Chicago's Wilson CTA Station gets a $203 million makeover

Patrons of the Chicago Transit Authority‘s 91-year-old Wilson station (above) on the El’s Red Line will be happy to learn the city broke ground this week on its long-planned, $203 million Wilson Station Reconstruction Project. The track structure is more than 100 years old.

The Uptown station has been somewhat of a squeaky wheel in the CTA system, with neighborhood residents calling for improvements for years. The new station house will be ADA-compliant and, as CTA explained, feature myriad other improvements:

The project will also include significant track and structural work that will allow for easy and convenient transfers between the Red Line and Purple Line Express; enhance the street-level environment on Broadway; and improve CTA operations. New, brighter lighting and the installation of more than 100 security cameras throughout the stations and its three entrances will help improve customer safety. Additionally, the restoration of the 1923 stationhouse facade and former clock tower (at the corner of Wilson/Broadway) would make it a viable space for future retail or business development, thus creating an anchor for revitalization and economic development in the Uptown neighborhood.

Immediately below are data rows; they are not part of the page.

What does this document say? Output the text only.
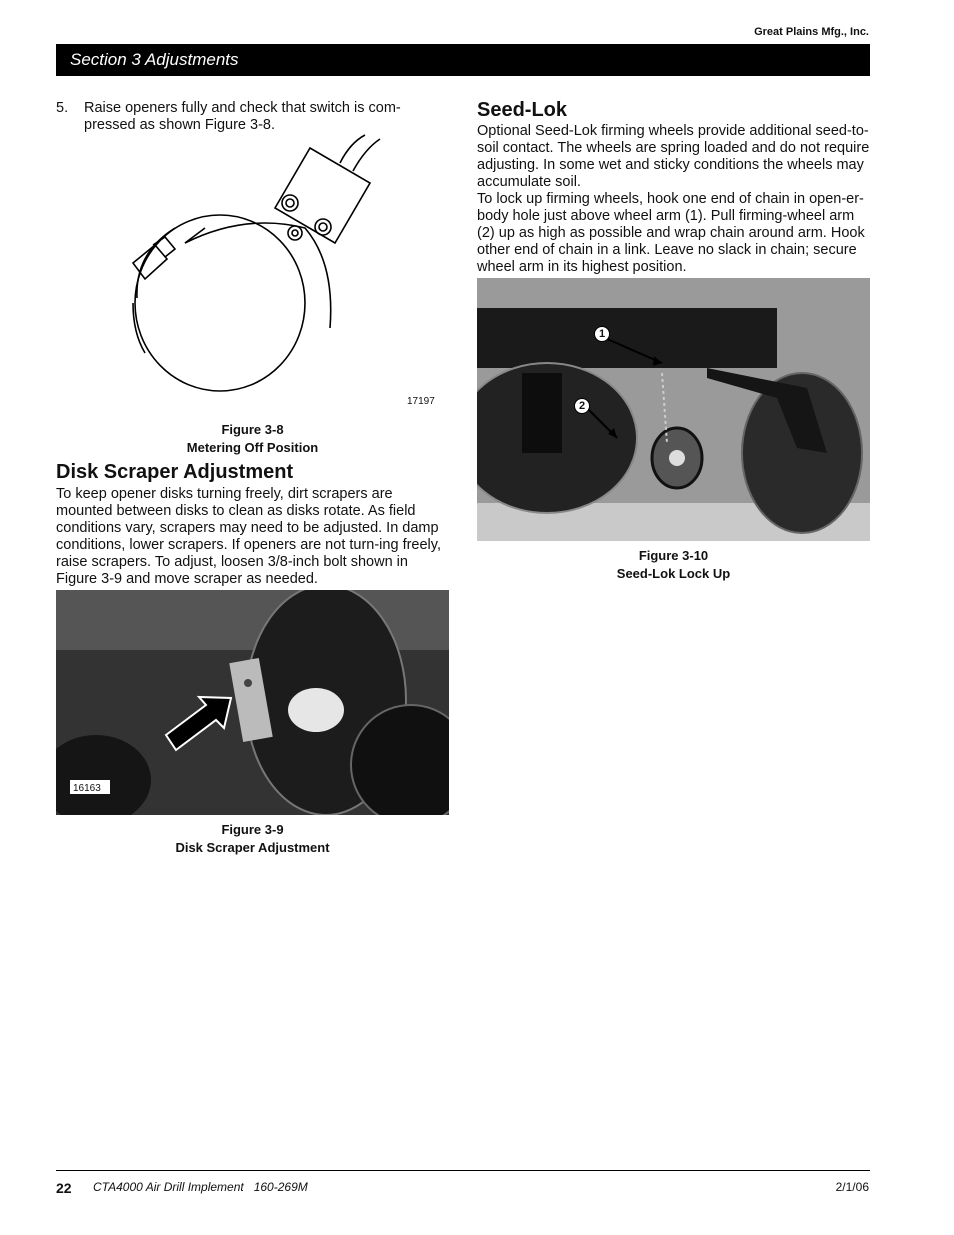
Great Plains Mfg., Inc.
Section 3 Adjustments
5. Raise openers fully and check that switch is com-pressed as shown Figure 3-8.
17197
Figure 3-8
Metering Off Position
Disk Scraper Adjustment
To keep opener disks turning freely, dirt scrapers are mounted between disks to clean as disks rotate. As field conditions vary, scrapers may need to be adjusted. In damp conditions, lower scrapers. If openers are not turn-ing freely, raise scrapers. To adjust, loosen 3/8-inch bolt shown in Figure 3-9 and move scraper as needed.
16163
Figure 3-9
Disk Scraper Adjustment
Seed-Lok
Optional Seed-Lok firming wheels provide additional seed-to-soil contact. The wheels are spring loaded and do not require adjusting. In some wet and sticky conditions the wheels may accumulate soil.
To lock up firming wheels, hook one end of chain in open-er-body hole just above wheel arm (1). Pull firming-wheel arm (2) up as high as possible and wrap chain around arm. Hook other end of chain in a link. Leave no slack in chain; secure wheel arm in its highest position.
1
2
Figure 3-10
Seed-Lok Lock Up
22 CTA4000 Air Drill Implement   160-269M	2/1/06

It’s one of the biggest (and costliest) overhauls in CTA history, and is part of the agency’s $1 billion “Red Ahead” initiative to modernize the north branch of the Red and Purple Lines. CTA rebuilt the south branch last year, streamlining construction with massive closures—a strategy that angered some area residents.

Elsewhere on the Red Line, 95th Street—the line’s southern terminus—is getting an inspired revamp led by Parsons Brinkerhoff and Johnson & Lee, with art from Theaster Gates.